Thursday, June 18, 2009

Using HDFS in java (0.20.0)

Below is a code sample of how to read from and write to HDFS in java.

1. Creating a configuration object: To be able to read from or write to HDFS, you need to create a Configuration object and pass configuration parameter to it using hadoop configuration files.
 
    // Conf object will read the HDFS configuration parameters from these XML
    // files.
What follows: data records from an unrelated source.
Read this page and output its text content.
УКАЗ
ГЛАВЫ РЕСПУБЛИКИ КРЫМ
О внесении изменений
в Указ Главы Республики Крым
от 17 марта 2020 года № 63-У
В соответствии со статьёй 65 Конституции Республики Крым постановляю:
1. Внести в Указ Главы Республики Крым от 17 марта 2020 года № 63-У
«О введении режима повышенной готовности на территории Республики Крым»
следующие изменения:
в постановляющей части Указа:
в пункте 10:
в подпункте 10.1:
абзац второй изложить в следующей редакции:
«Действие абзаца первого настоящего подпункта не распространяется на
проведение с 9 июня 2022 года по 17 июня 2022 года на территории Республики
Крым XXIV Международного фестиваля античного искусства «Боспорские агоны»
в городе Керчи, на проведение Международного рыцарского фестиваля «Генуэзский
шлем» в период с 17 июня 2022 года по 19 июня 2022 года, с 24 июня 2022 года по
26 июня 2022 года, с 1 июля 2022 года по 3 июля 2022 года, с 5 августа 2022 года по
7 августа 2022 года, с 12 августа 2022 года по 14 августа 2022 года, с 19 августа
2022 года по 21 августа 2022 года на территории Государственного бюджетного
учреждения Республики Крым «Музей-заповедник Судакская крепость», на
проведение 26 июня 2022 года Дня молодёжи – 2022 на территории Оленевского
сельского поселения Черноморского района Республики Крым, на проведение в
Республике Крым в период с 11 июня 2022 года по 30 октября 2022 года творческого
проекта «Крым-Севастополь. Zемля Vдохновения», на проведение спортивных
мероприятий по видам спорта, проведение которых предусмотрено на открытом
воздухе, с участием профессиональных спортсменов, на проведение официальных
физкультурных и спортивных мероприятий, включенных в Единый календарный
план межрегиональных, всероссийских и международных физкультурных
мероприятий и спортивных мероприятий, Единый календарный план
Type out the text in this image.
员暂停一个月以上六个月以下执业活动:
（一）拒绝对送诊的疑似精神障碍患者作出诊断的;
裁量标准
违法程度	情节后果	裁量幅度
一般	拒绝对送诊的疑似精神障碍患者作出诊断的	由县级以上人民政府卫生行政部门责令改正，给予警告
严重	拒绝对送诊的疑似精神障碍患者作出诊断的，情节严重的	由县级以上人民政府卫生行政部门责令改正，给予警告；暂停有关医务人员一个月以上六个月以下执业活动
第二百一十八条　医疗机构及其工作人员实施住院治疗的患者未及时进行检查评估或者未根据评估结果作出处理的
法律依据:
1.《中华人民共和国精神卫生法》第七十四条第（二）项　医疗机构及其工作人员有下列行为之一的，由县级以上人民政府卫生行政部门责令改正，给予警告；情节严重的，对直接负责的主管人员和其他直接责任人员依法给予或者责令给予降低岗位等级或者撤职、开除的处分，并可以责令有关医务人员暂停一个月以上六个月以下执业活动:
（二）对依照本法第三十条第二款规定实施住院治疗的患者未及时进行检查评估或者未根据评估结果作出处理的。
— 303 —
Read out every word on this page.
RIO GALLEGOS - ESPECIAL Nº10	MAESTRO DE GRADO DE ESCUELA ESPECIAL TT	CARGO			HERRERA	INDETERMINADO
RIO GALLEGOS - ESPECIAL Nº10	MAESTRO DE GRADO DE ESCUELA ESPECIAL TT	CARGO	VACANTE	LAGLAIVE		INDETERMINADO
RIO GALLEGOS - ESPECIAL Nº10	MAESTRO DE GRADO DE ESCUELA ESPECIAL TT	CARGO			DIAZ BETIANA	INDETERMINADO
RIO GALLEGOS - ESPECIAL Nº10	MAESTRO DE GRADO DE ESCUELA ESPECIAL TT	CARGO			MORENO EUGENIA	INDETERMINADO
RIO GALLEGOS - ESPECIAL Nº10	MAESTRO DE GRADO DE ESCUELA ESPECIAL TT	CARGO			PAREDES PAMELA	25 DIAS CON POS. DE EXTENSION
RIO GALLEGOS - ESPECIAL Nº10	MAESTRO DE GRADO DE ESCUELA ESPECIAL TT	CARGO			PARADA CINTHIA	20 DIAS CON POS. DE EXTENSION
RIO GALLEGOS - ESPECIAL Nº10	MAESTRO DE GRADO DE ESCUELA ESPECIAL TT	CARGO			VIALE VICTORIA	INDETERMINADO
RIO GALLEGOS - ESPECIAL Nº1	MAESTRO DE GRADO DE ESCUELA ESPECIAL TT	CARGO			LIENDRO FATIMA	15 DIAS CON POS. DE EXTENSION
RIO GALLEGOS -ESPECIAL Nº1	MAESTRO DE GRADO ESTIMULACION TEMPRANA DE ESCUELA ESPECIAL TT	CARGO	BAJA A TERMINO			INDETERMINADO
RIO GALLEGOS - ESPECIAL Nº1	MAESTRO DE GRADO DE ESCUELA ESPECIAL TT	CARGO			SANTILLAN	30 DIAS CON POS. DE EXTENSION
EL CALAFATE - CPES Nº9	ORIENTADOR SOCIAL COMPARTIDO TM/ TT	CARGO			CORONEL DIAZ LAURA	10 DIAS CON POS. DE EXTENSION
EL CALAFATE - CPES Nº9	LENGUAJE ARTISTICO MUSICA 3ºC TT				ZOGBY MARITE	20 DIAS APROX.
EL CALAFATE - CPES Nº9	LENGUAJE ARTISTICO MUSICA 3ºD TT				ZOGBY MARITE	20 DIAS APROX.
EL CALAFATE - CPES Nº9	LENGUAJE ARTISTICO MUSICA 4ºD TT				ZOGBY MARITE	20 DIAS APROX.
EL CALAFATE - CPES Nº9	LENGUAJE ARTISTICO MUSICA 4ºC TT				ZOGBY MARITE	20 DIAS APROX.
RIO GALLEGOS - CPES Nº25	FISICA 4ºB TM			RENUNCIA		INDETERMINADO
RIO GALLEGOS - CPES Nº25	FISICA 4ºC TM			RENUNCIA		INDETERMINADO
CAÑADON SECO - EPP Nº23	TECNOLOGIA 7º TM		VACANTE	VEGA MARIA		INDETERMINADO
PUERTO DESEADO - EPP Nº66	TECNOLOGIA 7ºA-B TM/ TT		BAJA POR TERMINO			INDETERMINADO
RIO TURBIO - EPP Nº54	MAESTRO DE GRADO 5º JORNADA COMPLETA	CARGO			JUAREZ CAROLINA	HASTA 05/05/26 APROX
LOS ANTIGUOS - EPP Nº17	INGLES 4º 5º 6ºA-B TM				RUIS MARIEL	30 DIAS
You may specify the parameters for your own if you want.


    Configuration conf = new Configuration();
    conf.addResource(new Path("/opt/hadoop-0.20.0/conf/core-site.xml"));
    conf.addResource(new Path("/opt/hadoop-0.20.0/conf/hdfs-site.xml"));

    If you do not assign the configurations to conf object (using hadoop xml file) your HDFS operation will be performed on the local file system and not on the HDFS.

2. Adding file to HDFS:
Create a FileSystem object and use a file stream to add a file.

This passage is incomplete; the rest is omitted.